As Walker Art Center's design curator for 21 years, Mildred "Mickey" Friedman shaped the city's skyline while winning international attention for the Minneapolis museum and launching a generation of acclaimed architects, including Frank Gehry.
Working in tandem with her husband, Martin, who was director of the Walker, she made it "America's leading museum of design," Architectural Record magazine said in a 1990 tribute when the couple retired.
Friedman, 85, died Wednesday at their home in New York City. Her husband of 65 years announced the news in an e-mail to friends.
The Friedmans' long and unusual partnership at the Minneapolis museum was grounded in mutual respect and consummate professionalism. "We often disagree, I can tell you that," she once said. "He lets me run my department pretty much as I wish, but if there's something he disagrees with, he tells me, and I do what he says. After all, I work for him and he's a tough boss."
Alluding to the design department's location in the museum then, her husband once joked that their professional relationship succeeded because "Mickey and I kept six floors of concrete between us."
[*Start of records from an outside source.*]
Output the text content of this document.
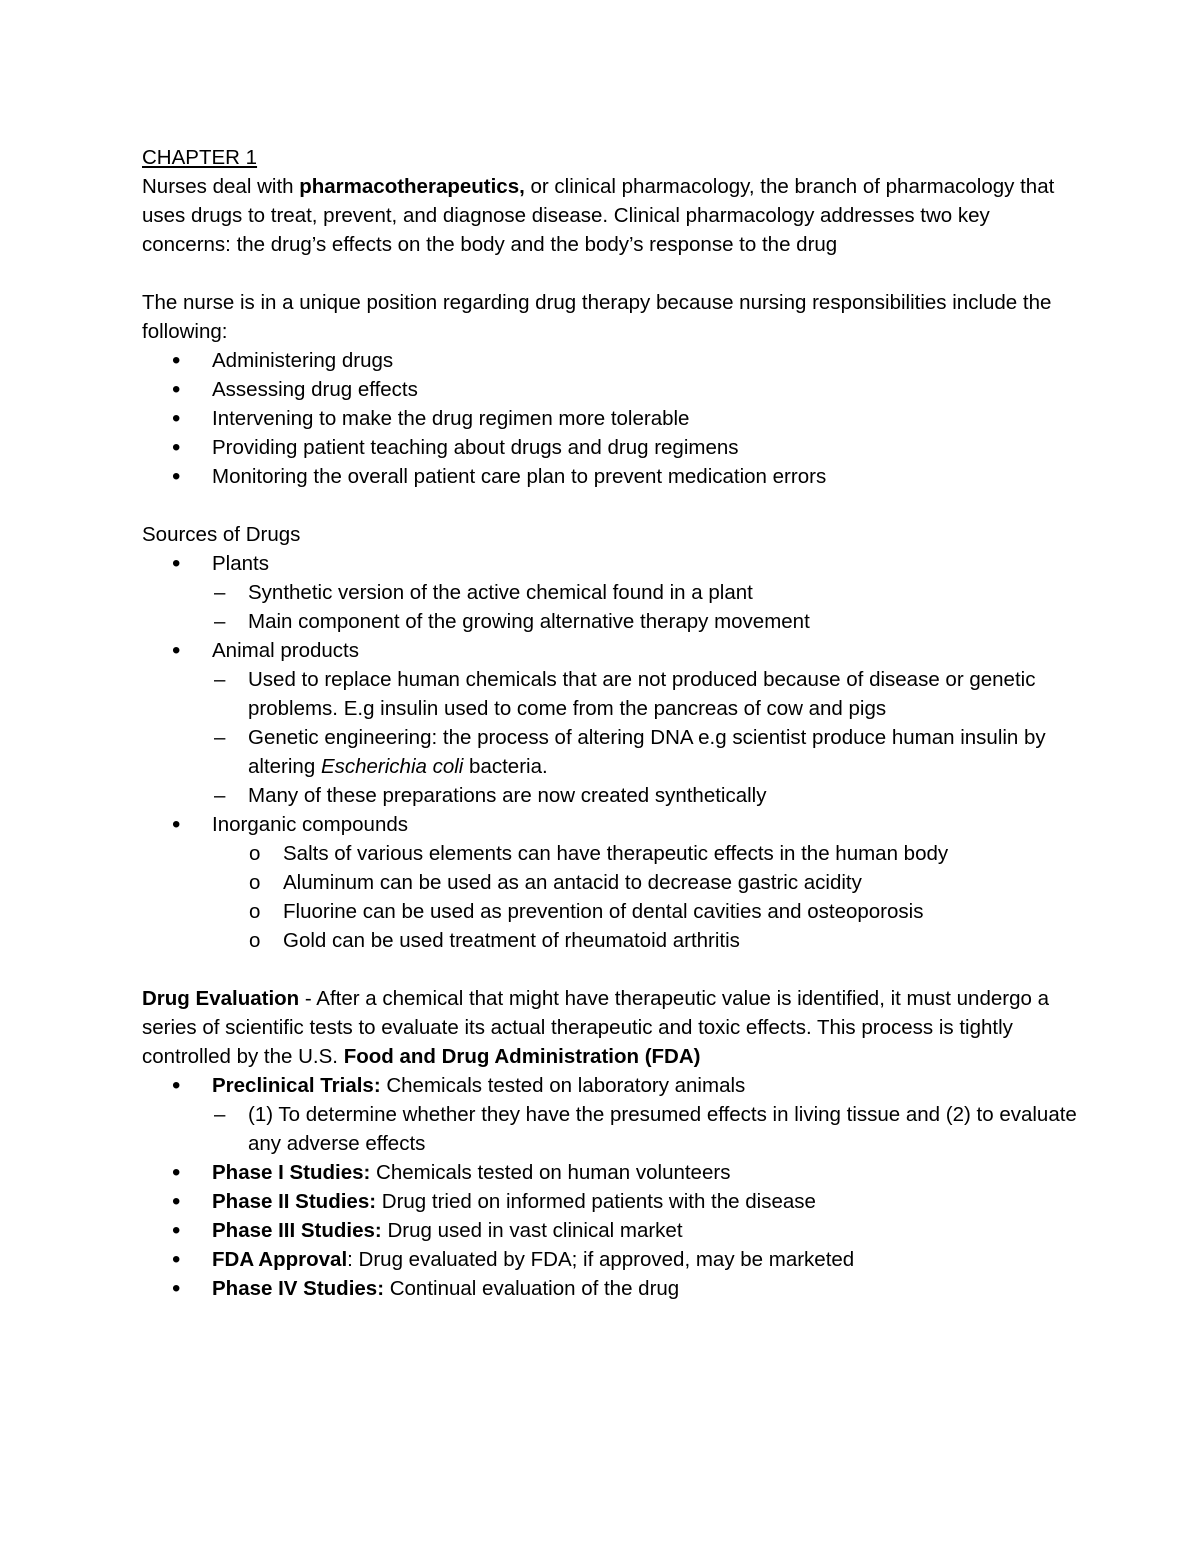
CHAPTER 1

Nurses deal with pharmacotherapeutics, or clinical pharmacology, the branch of pharmacology that uses drugs to treat, prevent, and diagnose disease. Clinical pharmacology addresses two key concerns: the drug’s effects on the body and the body’s response to the drug

The nurse is in a unique position regarding drug therapy because nursing responsibilities include the following:

• Administering drugs
• Assessing drug effects
• Intervening to make the drug regimen more tolerable
• Providing patient teaching about drugs and drug regimens
• Monitoring the overall patient care plan to prevent medication errors

Sources of Drugs

• Plants
– Synthetic version of the active chemical found in a plant
– Main component of the growing alternative therapy movement
• Animal products
– Used to replace human chemicals that are not produced because of disease or genetic problems. E.g insulin used to come from the pancreas of cow and pigs
– Genetic engineering: the process of altering DNA e.g scientist produce human insulin by altering Escherichia coli bacteria.
– Many of these preparations are now created synthetically
• Inorganic compounds
o Salts of various elements can have therapeutic effects in the human body
o Aluminum can be used as an antacid to decrease gastric acidity
o Fluorine can be used as prevention of dental cavities and osteoporosis
o Gold can be used treatment of rheumatoid arthritis

Drug Evaluation - After a chemical that might have therapeutic value is identified, it must undergo a series of scientific tests to evaluate its actual therapeutic and toxic effects. This process is tightly controlled by the U.S. Food and Drug Administration (FDA)

• Preclinical Trials: Chemicals tested on laboratory animals
– (1) To determine whether they have the presumed effects in living tissue and (2) to evaluate any adverse effects
• Phase I Studies: Chemicals tested on human volunteers
• Phase II Studies: Drug tried on informed patients with the disease
• Phase III Studies: Drug used in vast clinical market
• FDA Approval: Drug evaluated by FDA; if approved, may be marketed
• Phase IV Studies: Continual evaluation of the drug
Her Walker exhibitions were widely influential, ranging from a design analysis of Herman Miller furniture to groundbreaking studies of American graphic design and the revolutionary 20th-century Dutch art movement De Stijl. The latter show, in 1982, was heralded by the New York Times as a "major contribution … to our appreciation of the entire European avant-garde in the period between the two World Wars."
Shaping the Twin Cities
Friedman also set a high standard for urban design in the Twin Cities, not only through her provocative shows but with her work on urban issues from skyway design to the reconfiguration of Hennepin Avenue.